Now THAT’s an “all-digital FDLP”!
James A. Jacobs, University of California San Diego
James R. Jacobs, Stanford University
This work is licensed under a Creative Commons Attribution-NonCommercial-ShareAlike 4.0 International License.
please send this statement to every member of the Joint Committee on Printing, the Librarian of Congress, Archivist of the US and head of OMB. I do not think they are reading your posts. This is advice needed by the policy makers.
Thanks for your comment Bernadine. I’m sure you know those folks far better than I do. Please feel free to forward to everyone you know who has a say in this critical policy decision about curating and preserving publications and data produced at taxpayer expense.
Thanks for this. You guys have really covered the waterfront with these comments and your earlier post of Apr 2022. What GPO needs is the funding required for the staff and contractor support to implement your recommendations. Congress recently voted to give the Director a 10 year term.

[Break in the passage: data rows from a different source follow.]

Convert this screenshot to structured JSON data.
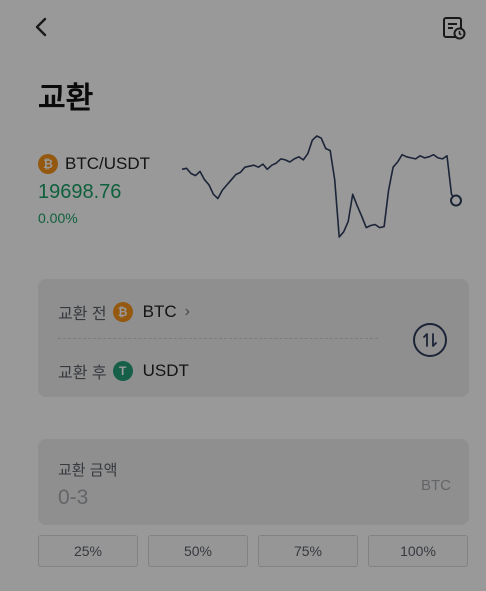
{
  "header": {
    "back_icon": "chevron-left-icon",
    "history_icon": "order-history-icon"
  },
  "page": {
    "title": "교환"
  },
  "ticker": {
    "pair": "BTC/USDT",
    "price": "19698.76",
    "change": "0.00%",
    "color": "#1aa167",
    "base_icon": "bitcoin-icon"
  },
  "sparkline": {
    "type": "line",
    "values": [
      40,
      39,
      44,
      46,
      42,
      50,
      55,
      64,
      68,
      60,
      55,
      50,
      45,
      43,
      38,
      37,
      36,
      38,
      35,
      40,
      36,
      34,
      30,
      31,
      33,
      30,
      28,
      31,
      25,
      12,
      8,
      10,
      20,
      22,
      50,
      105,
      100,
      90,
      64,
      75,
      85,
      96,
      94,
      93,
      96,
      95,
      60,
      38,
      33,
      26,
      28,
      29,
      30,
      27,
      29,
      28,
      26,
      29,
      30,
      27,
      64,
      70
    ],
    "color": "#2f3c5e"
  },
  "converter": {
    "from_label": "교환 전",
    "from_coin": "BTC",
    "from_coin_glyph": "₿",
    "to_label": "교환 후",
    "to_coin": "USDT",
    "to_coin_glyph": "T",
    "swap_icon": "swap-arrows-icon"
  },
  "amount": {
    "label": "교환 금액",
    "placeholder": "0-3",
    "unit": "BTC"
  },
  "percent_buttons": [
    "25%",
    "50%",
    "75%",
    "100%"
  ],
  "overlay": {
    "dim_color": "rgba(0,0,0,0.40)"
  }
}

Now it needs to give GPO the money it will need to get this job done.
Thanks for the comment Andy. Nice to know that you’re still following in these important policy discussions. Please feel free to send to anyone you know on the Hill. It’s important to know that to do public information right for the long term and to assure free public access funds need to be budgeted. The internet doesn’t have some secret button that presto curates and preserves information.
I couldn’t agree more. Hopefully the good folks at GPO, including its new SuDocs, will look closely at your recommendations and come up with estimates of the necessary funding that can then be shared with its oversight and appropriations committees.

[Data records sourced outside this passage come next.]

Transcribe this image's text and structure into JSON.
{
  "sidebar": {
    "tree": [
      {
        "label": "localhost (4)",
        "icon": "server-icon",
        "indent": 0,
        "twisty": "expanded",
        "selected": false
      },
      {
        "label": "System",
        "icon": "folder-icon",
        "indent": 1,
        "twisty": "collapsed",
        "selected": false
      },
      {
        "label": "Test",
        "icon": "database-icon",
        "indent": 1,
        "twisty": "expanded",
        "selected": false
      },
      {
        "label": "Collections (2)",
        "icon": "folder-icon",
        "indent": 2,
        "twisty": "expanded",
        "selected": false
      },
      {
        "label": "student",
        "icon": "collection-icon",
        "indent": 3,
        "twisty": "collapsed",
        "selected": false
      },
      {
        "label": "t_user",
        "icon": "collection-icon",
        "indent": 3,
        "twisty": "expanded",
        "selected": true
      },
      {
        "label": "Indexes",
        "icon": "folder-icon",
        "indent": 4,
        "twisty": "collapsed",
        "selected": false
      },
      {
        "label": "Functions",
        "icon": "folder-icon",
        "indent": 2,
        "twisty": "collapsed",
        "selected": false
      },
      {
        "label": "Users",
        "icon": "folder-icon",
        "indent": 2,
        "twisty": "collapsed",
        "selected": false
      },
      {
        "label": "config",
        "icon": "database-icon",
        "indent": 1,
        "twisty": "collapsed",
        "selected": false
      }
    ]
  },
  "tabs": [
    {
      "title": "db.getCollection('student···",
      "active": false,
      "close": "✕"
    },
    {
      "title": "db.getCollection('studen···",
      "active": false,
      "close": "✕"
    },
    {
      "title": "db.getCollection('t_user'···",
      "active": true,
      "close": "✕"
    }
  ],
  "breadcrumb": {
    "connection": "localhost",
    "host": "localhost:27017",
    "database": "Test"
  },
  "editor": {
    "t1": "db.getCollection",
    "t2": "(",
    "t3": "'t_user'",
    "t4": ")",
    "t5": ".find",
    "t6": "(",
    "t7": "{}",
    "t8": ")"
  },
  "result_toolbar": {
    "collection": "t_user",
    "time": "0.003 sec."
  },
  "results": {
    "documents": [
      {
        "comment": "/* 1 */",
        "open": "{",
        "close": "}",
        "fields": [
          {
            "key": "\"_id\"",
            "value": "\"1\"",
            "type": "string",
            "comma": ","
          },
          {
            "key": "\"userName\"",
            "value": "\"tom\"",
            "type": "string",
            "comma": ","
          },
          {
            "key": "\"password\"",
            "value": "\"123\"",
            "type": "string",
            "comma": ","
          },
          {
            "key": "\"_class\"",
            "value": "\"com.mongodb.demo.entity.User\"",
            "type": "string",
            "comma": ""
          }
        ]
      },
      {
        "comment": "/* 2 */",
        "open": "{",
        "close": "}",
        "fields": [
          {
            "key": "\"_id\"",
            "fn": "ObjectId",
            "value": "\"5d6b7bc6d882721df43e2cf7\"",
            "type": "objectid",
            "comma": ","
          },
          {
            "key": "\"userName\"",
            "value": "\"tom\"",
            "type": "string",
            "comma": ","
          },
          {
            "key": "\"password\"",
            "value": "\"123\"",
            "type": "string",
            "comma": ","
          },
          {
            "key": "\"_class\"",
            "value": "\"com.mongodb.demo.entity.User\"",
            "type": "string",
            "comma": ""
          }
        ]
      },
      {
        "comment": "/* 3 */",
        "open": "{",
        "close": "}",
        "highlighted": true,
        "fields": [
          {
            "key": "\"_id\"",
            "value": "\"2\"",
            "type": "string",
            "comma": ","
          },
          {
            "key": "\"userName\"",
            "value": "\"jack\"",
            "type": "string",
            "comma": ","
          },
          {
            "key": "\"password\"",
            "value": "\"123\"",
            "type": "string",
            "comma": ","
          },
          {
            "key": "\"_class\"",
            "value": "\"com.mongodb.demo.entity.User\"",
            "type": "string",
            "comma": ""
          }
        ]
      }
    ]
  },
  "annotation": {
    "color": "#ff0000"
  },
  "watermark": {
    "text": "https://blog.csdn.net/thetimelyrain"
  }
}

Hi again Andy. I hope you’ve submitted comments to the draft report for an all-digital FDLP as we have done in our most recent post.
I submitted comments but was unable to save them to my system. I urged that JCP separate office and staff be restored so there is a strong voice in Congress for both digital and paper programs. GPO does not have the clout with the other branches that JCP and could have again.
I also strongly support paper and preservation of paper and digital.